Deparamo-nos também com a problemática das formas intermitentes de presença na praça dos analisantes, que vêm por vezes mensalmente, ou até com as "sessões únicas": quando uma sessão muito mobilizadora é realizada e, no entanto, esta é a única vez que a pessoa vem. A dinâmica de rotatividade e fixação compõe, assim, uma forma de manter o desejo de escuta e a aposta clínica do coletivo em relação aos encontros promovidos na praça.
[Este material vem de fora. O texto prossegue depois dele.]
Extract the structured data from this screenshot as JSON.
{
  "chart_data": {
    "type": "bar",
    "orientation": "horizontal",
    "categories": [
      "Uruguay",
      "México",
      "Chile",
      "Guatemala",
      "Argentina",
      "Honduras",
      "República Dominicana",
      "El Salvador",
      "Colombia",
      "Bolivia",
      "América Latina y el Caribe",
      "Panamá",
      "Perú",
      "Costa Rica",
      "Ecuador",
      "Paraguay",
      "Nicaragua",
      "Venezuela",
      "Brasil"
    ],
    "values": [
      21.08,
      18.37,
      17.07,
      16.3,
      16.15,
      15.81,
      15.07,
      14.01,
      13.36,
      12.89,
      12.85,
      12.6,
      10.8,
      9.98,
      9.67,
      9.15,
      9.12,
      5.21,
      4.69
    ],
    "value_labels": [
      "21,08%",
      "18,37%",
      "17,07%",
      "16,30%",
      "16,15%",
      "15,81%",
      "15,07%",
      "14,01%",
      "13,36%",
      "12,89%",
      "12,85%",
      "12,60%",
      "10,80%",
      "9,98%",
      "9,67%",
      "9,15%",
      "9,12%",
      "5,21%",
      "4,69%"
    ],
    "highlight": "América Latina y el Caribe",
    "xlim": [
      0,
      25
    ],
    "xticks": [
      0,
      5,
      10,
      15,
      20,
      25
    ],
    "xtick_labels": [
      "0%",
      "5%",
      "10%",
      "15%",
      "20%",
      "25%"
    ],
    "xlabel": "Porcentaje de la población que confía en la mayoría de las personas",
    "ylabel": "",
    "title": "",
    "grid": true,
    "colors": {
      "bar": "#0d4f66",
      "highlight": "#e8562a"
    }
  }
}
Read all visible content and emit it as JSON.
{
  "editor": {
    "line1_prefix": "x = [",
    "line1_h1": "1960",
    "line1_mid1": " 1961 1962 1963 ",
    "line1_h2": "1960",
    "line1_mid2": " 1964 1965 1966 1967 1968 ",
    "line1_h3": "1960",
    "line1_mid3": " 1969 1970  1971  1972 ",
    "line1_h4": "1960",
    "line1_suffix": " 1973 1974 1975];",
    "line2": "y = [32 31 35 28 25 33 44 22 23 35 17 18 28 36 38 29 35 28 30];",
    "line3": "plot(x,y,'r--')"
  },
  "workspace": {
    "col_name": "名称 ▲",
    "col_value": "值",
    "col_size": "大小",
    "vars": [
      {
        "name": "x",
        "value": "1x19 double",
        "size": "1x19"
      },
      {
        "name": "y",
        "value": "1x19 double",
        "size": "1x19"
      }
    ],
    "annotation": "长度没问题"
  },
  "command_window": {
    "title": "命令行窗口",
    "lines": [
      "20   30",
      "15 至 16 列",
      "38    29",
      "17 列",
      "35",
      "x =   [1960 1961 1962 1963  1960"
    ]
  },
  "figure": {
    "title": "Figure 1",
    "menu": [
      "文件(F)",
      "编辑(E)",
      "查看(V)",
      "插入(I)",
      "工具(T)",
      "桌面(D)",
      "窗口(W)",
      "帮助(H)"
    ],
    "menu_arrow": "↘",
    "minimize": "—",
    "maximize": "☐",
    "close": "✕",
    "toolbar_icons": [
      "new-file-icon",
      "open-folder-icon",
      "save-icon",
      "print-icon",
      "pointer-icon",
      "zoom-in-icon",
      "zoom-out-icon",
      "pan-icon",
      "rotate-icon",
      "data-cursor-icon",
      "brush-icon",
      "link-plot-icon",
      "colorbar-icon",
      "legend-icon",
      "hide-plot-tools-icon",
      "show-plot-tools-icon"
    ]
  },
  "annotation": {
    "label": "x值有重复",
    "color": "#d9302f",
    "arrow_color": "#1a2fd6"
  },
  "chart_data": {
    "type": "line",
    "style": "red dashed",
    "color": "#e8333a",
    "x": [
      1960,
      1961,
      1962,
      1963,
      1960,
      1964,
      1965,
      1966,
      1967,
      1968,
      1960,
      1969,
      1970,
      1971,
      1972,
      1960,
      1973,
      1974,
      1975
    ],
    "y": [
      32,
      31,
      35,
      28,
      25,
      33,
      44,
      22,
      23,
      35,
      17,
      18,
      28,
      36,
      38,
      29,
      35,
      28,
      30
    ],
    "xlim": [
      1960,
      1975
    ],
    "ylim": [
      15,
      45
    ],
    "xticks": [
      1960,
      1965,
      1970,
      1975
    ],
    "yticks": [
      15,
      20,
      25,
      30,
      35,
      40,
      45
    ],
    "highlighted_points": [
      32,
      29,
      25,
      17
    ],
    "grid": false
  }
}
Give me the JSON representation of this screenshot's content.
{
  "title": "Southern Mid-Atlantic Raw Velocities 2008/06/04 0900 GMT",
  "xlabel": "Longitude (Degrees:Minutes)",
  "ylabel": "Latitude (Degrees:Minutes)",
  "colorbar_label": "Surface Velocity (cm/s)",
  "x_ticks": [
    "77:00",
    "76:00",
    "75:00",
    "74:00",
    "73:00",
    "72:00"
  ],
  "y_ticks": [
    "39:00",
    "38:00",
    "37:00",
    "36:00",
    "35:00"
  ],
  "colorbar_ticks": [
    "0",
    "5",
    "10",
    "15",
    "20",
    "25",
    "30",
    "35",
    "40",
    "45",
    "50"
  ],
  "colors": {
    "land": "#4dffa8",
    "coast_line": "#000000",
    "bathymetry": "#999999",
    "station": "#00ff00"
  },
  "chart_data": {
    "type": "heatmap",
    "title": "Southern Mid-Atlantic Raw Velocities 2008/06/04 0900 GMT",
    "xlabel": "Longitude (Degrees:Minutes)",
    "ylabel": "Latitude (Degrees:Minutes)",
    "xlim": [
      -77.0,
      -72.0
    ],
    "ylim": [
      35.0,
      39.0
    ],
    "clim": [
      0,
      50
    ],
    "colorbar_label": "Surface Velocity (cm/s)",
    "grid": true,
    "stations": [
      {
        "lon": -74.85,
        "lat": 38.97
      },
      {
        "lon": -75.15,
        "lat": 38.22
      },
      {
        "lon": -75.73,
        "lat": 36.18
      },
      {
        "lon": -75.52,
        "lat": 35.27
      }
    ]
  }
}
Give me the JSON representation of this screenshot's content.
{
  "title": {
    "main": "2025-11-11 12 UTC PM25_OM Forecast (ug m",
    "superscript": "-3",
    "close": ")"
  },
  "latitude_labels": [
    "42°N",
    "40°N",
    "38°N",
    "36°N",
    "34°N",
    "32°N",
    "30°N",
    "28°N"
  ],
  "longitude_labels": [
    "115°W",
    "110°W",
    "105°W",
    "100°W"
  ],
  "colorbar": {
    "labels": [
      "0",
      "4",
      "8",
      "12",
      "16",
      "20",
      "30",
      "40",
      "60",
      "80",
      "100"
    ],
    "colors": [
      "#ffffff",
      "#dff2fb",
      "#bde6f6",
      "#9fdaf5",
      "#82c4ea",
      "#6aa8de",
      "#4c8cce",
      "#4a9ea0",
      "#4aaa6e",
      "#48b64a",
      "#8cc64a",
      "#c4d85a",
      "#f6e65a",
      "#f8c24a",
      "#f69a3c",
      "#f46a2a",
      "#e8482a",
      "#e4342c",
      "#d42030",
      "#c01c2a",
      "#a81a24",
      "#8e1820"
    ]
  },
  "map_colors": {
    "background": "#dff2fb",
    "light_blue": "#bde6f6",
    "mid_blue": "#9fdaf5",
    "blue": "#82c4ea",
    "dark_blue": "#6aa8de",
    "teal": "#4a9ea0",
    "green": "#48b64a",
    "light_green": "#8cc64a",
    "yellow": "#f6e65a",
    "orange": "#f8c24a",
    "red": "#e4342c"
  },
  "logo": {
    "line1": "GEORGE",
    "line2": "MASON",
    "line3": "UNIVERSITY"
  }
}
A aposta está em poder valer-se da inventividade no modo como a transferência é estabelecida em meio à praça. Isto é, não tida a priori como entre um analisante e um analista, mas como algo que é feito em meio a um processo clínico, que aponta seja para a rotatividade, seja para a fixação. No caso das sessões únicas não há pretensão de ter nelas a redenção ou qualquer sucesso. É muitas vezes apostar no que é possível, e, para isso, não é necessário abrir mão da clínica psicanalítica e concederá sugestão.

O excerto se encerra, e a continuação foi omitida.